Randy Dunn was far from visible early this week. He canceled his appearance at Crash Day; he declined to return and answer our calls on Sunday; he failed to contact Ron Cole, the university’s public information officer, and Shannon Tirone, chief of staff, on Sunday or Monday — he seemed to have all but vanished.
In a press conference after an emergency meeting of the Board of Trustees, however, Dunn said that he didn’t tell anyone because SIU was running a “closed and wholly confidential” search for its next president.
These happenings aren’t exactly unprecedented, though they are certainly still shocking. This is not the first university where Dunn used a drop of subterfuge. Dunn’s contract was not renewed at Murray State University — his last university — because he had been sending applications for other positions during his tenure. In hindsight, the signs were there.
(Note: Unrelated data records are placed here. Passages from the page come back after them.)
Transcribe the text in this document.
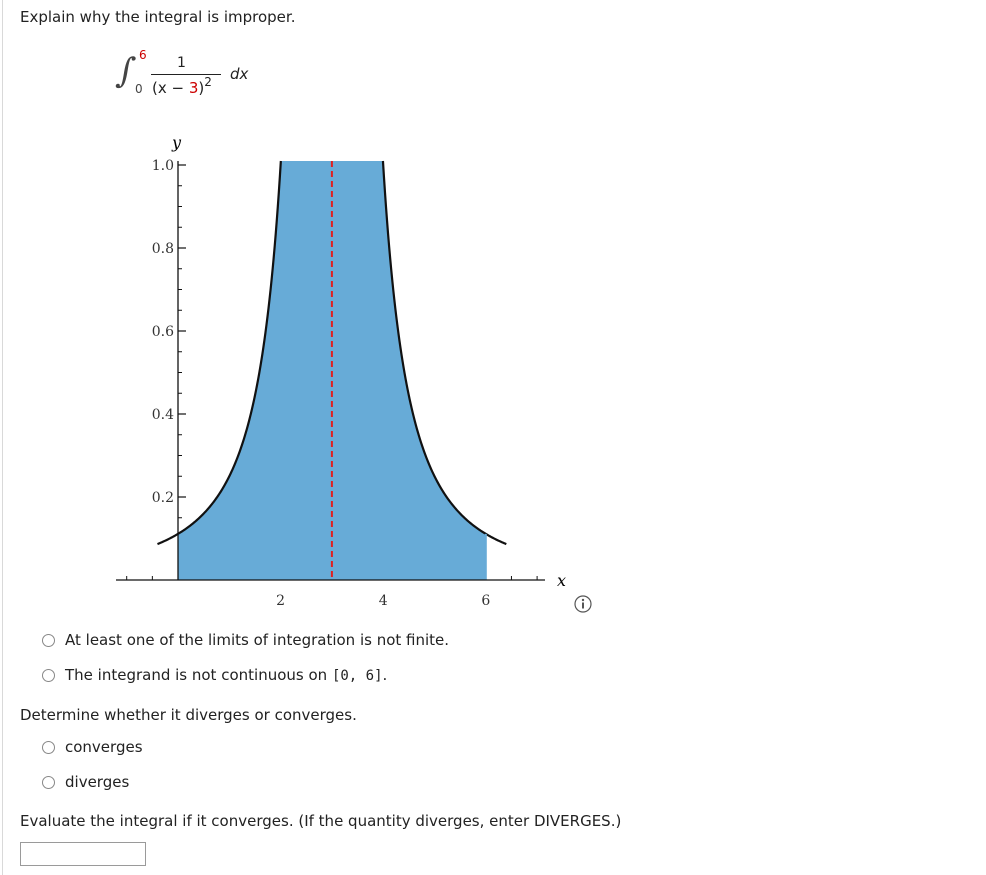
Explain why the integral is improper.
∫ 6
0
1
$(x - 3)^2$ dx
y
x
0.2
0.4
0.6
0.8
1.0
2	4	6
At least one of the limits of integration is not finite.
The integrand is not continuous on [0, 6].
Determine whether it diverges or converges.
converges
diverges
Evaluate the integral if it converges. (If the quantity diverges, enter DIVERGES.)
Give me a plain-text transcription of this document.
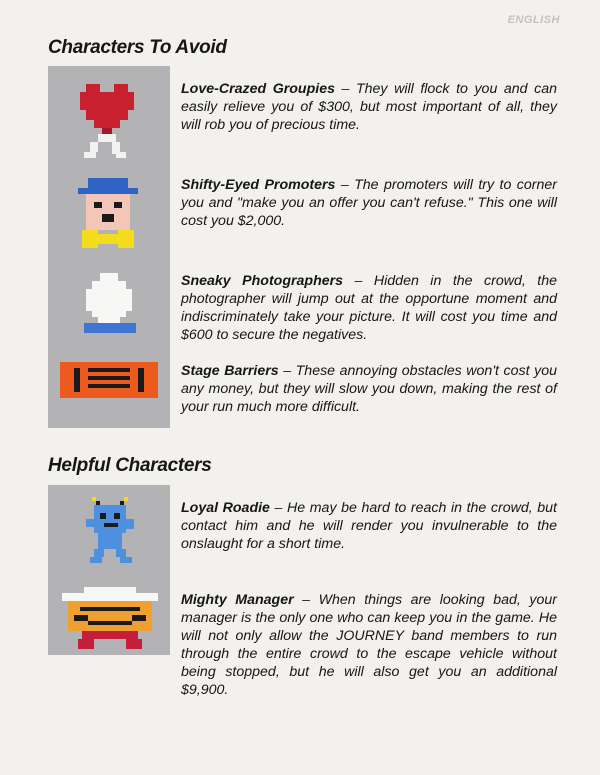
ENGLISH
Characters To Avoid
Love-Crazed Groupies – They will flock to you and can easily relieve you of $300, but most important of all, they will rob you of precious time.
Shifty-Eyed Promoters – The promoters will try to corner you and "make you an offer you can't refuse." This one will cost you $2,000.
Sneaky Photographers – Hidden in the crowd, the photographer will jump out at the opportune moment and indiscriminately take your picture. It will cost you time and $600 to secure the negatives.
Stage Barriers – These annoying obstacles won't cost you any money, but they will slow you down, making the rest of your run much more difficult.
Helpful Characters
Loyal Roadie – He may be hard to reach in the crowd, but contact him and he will render you invulnerable to the onslaught for a short time.
Mighty Manager – When things are looking bad, your manager is the only one who can keep you in the game. He will not only allow the JOURNEY band members to run through the entire crowd to the escape vehicle without being stopped, but he will also get you an additional $9,900.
“As … we build on our successes, I hope that will provide me an opportunity for a long enough ‘run’ at the university to have people say that I made a difference and serve the school — and the region — well,” Dunn said in the same interview in May.
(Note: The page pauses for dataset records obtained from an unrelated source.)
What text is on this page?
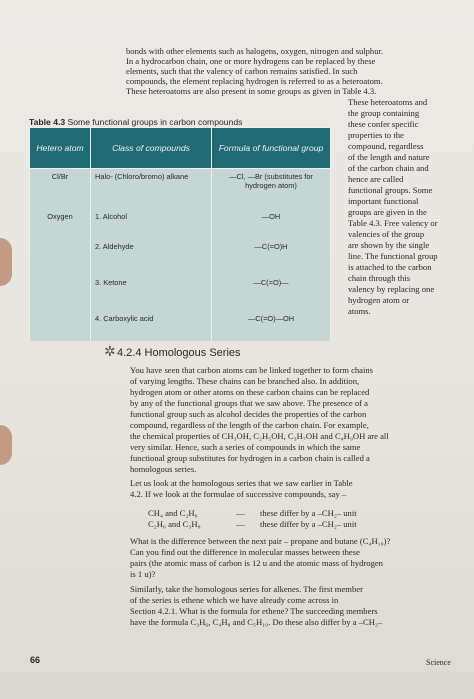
bonds with other elements such as halogens, oxygen, nitrogen and sulphur.
In a hydrocarbon chain, one or more hydrogens can be replaced by these
elements, such that the valency of carbon remains satisfied. In such
compounds, the element replacing hydrogen is referred to as a heteroatom.
These heteroatoms are also present in some groups as given in Table 4.3.
Table 4.3 Some functional groups in carbon compounds
Hetero atom	Class of compounds	Formula of functional group
Cl/Br	Halo- (Chloro/bromo) alkane	—Cl, —Br (substitutes for hydrogen atom)
Oxygen	1. Alcohol	—OH
	2. Aldehyde	—C(=O)H
	3. Ketone	—C(=O)—
	4. Carboxylic acid	—C(=O)—OH
These heteroatoms and
the group containing
these confer specific
properties to the
compound, regardless
of the length and nature
of the carbon chain and
hence are called
functional groups. Some
important functional
groups are given in the
Table 4.3. Free valency or
valencies of the group
are shown by the single
line. The functional group
is attached to the carbon
chain through this
valency by replacing one
hydrogen atom or
atoms.
✲ 4.2.4 Homologous Series
You have seen that carbon atoms can be linked together to form chains
of varying lengths. These chains can be branched also. In addition,
hydrogen atom or other atoms on these carbon chains can be replaced
by any of the functional groups that we saw above. The presence of a
functional group such as alcohol decides the properties of the carbon
compound, regardless of the length of the carbon chain. For example,
the chemical properties of CH₃OH, C₂H₅OH, C₃H₇OH and C₄H₉OH are all
very similar. Hence, such a series of compounds in which the same
functional group substitutes for hydrogen in a carbon chain is called a
homologous series.
Let us look at the homologous series that we saw earlier in Table
4.2. If we look at the formulae of successive compounds, say –
CH₄ and C₂H₆	— these differ by a –CH₂– unit
C₂H₆ and C₃H₈	— these differ by a –CH₂– unit
What is the difference between the next pair – propane and butane (C₄H₁₀)?
Can you find out the difference in molecular masses between these
pairs (the atomic mass of carbon is 12 u and the atomic mass of hydrogen
is 1 u)?
Similarly, take the homologous series for alkenes. The first member
of the series is ethene which we have already come across in
Section 4.2.1. What is the formula for ethene? The succeeding members
have the formula C₃H₆, C₄H₈ and C₅H₁₀. Do these also differ by a –CH₂–
66	Science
During his seven-month tenure, Dunn has certainly served long enough to make a difference — long enough to waste university funds on his search committee, his move, and his salary. Whether or not he served the school and the region, well that is another story. Now the university will have to expend funds on a new search. Hopefully, this next president will have a longer shelf life.
At the Board of Trustees meeting on Monday, Dunn submitted his written resignation and will leave office on August 16. In his press conference, Dunn made it clear that he did not accept the job with the intention of it being a stepping stone. Still, it feels that way; it’s simply a hard pill to swallow.
Why, though, would the YSU community want to keep a president who will receive only spite from most of the community? It would be preferable to elect an interim president – out with the old guard, in with the new.
YSU is a school in the midst of transition: our community is a post-industrial town that is just now on the brink of recovery, becoming an advanced manufacturing and research hub; YSU is beginning to reverse the trend of slumping enrollment; and, YSU is returning to its prominent position among the nation’s many engineering schools.
All things considered, the dawn is finally rising on Youngstown’s long night, and Dunn — you’re missing out. Though it may seem that not even the board knows where to go from here, with the promise of no provost, no vice president of finance, and no president soon, Youngstown is a city that has endured its fair share of hardships, and we will certainly endure one more. We may even come out better for it.